Amarone, parmigiano o whisky, ma anche prosciutti, macchine d’epoca o strumenti musicali: tutti i bond della finanza creativa

Stagionata dodici mesi, profumo intenso, pasta dura ma che si scioglie in bocca. Ha il sapore dell’economia reale, che più reale non si può, la garanzia con cui il caseificio modenese 4 Madonne ha assicurato il suo prestito obbligazionario. Circa 20 mila e 700 forme di Parmigiano reggiano, da 40 chili l’una: «Avevamo bisogno di rendere più stabili i nostri flussi di denaro», spiega il presidente Andrea Nascimbeni. «Sono bastate due settimane per capire che l’interesse degli investitori era alto». In cassa sono finiti 6 milioni di euro, da restituire entro il 2022 con un interesse annuo del 5 per cento. «Una cifra che in banca non avremmo mai visto». Con l’impegno che se la società non riuscirà a ripagare, i sottoscrittori saranno risarciti in formaggio Dop.
Eccellenze come beni rifugio, rispetto ai capricci delle Borse. Spesso e volentieri in grado di rivalutarsi nel tempo, come hanno mostrato nelle pieghe della crisi i vari fondi dedicati a vini pregiati, macchine d’epoca o strumenti musicali. Nel 2008 Florian Leonhard, grande mercante d’arte londinese, ne ha lanciato uno da 50 milioni di euro che ha in portafoglio 50 violini di liutai italiani del XVIII secolo. Capolavori che dal 1990 a oggi si sono apprezzati del 750%. Quanto alle prelibatezze alimentari, da tempo anche loro sono parte di alchimie finanziarie, quotate su specifiche borse. Le aziende produttrici devono pagare subito fornitori e dipendenti ma aspettare mesi di stagionatura per incassare. Banche come Credem o Bper le finanziano, in cambio però tengono Parmigiano e crudo di Parma in appositi magazzini, veri e propri forzieri.
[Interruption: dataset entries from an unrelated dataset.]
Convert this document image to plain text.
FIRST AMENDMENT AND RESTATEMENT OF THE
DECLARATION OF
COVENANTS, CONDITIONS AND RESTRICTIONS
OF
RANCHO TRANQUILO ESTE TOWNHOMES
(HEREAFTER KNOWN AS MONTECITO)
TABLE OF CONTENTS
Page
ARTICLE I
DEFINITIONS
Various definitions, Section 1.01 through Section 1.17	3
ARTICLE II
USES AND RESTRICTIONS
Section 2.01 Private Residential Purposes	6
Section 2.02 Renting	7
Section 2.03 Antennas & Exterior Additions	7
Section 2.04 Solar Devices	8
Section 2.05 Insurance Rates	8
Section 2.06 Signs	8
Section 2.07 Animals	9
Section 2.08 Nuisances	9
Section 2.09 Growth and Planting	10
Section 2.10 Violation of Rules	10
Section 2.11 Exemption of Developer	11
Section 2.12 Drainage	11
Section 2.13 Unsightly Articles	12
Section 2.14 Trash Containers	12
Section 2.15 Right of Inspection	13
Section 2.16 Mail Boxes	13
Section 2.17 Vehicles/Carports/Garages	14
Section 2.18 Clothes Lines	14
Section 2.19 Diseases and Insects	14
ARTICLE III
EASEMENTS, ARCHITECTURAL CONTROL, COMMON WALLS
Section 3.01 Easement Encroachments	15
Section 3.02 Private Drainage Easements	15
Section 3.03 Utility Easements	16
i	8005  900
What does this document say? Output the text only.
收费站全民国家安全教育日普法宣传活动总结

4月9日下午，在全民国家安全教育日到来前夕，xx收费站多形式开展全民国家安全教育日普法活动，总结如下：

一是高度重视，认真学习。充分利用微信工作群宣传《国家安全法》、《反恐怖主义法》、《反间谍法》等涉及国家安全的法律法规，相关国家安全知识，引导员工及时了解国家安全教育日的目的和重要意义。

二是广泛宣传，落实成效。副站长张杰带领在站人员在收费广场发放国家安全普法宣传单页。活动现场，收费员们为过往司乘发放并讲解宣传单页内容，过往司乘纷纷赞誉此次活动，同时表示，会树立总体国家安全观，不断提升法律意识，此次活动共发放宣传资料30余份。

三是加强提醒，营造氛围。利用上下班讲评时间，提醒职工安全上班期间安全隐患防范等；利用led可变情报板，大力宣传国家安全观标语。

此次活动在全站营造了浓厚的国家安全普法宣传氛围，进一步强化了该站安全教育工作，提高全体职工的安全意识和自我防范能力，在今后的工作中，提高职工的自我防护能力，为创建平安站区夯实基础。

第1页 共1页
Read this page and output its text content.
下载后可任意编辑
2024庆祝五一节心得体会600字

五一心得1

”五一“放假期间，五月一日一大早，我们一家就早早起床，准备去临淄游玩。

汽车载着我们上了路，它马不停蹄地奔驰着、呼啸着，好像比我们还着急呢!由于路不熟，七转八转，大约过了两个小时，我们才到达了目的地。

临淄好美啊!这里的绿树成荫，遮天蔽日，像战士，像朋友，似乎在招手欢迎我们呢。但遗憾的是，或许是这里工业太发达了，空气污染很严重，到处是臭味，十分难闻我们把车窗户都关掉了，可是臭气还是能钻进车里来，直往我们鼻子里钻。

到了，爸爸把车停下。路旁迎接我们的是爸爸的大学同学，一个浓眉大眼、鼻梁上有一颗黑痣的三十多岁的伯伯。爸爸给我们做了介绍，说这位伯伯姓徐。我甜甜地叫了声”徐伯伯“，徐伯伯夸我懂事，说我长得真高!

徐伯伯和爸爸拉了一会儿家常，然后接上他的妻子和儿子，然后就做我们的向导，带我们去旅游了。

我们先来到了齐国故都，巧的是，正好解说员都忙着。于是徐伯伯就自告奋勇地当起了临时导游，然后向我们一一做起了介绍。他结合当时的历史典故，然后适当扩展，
Un modello che la scorsa settimana l’azienda veneta Tenute SalvaTerra ha esteso al vino: centinaia di bottiglie di pregiato Amarone date in pegno per un prestito da 9 milioni di euro.
 
La differenza, nel caso della cooperativa 4 Madonne, è che il finanziamento non passa dalle banche. È un minibond, un’obbligazione che le piccole imprese possono offrire direttamente agli investitori, con tassi più vantaggiosi. Novità poco diffusa in Italia, strumento già consolidato in quella frontiera della finanza chiamata Regno Unito. Così a dicembre la distilleria scozzese Arbikie ha offerto le prime 300 botti del suo single malt a 13mila euro l’una, con l’impegno di ricomprarle allo stesso prezzo entro otto anni. Ma la convinzione è che non servirà, perché nel frattempo, come successo in passato, il valore del whisky aumenterà. Mentre la scorsa estate il birrificio Innis & Gunn, per pagare un nuovo impianto, ha emesso un bond a doppio tasso di interesse: uno base del 7,25 per cento, e uno maggiorato al 9 per chi accetta di essere pagato in natura. Cioè in bottiglie di bionda.
Il rischio c’è, qualcosa nella produzione può andare storto. E ogni eccellenza può perdere valore. Perfino la creatività di David Bowie, come sanno i finanziatori del suo bond. Nel 1997, con l’aiuto del banchiere americano David Pullmann, fu la prima celebrità a fare cassa mettendo a garanzia i diritti sugli album già incisi. Gli assicuratori di Prudencial sottoscrissero titoli per 55 milioni di dollari, salvo poi veder ridurre il loro rating a Baa3, un gradino sopra la spazzatura: Napster e la pirateria avevano dato un colpo mortale all’industria discografica. Che la gente possa disamorarsi anche del Parmigiano? Oggi alla borsa merci di Parma è quotato 8,3 euro al chilo, vicino ai minimi storici: «Pesa la frenata dei consumi in Italia – spiega Nascimbeni – ma dovrebbe stabilizzarsi». Andasse male, agli investitori non resterà che mangiare.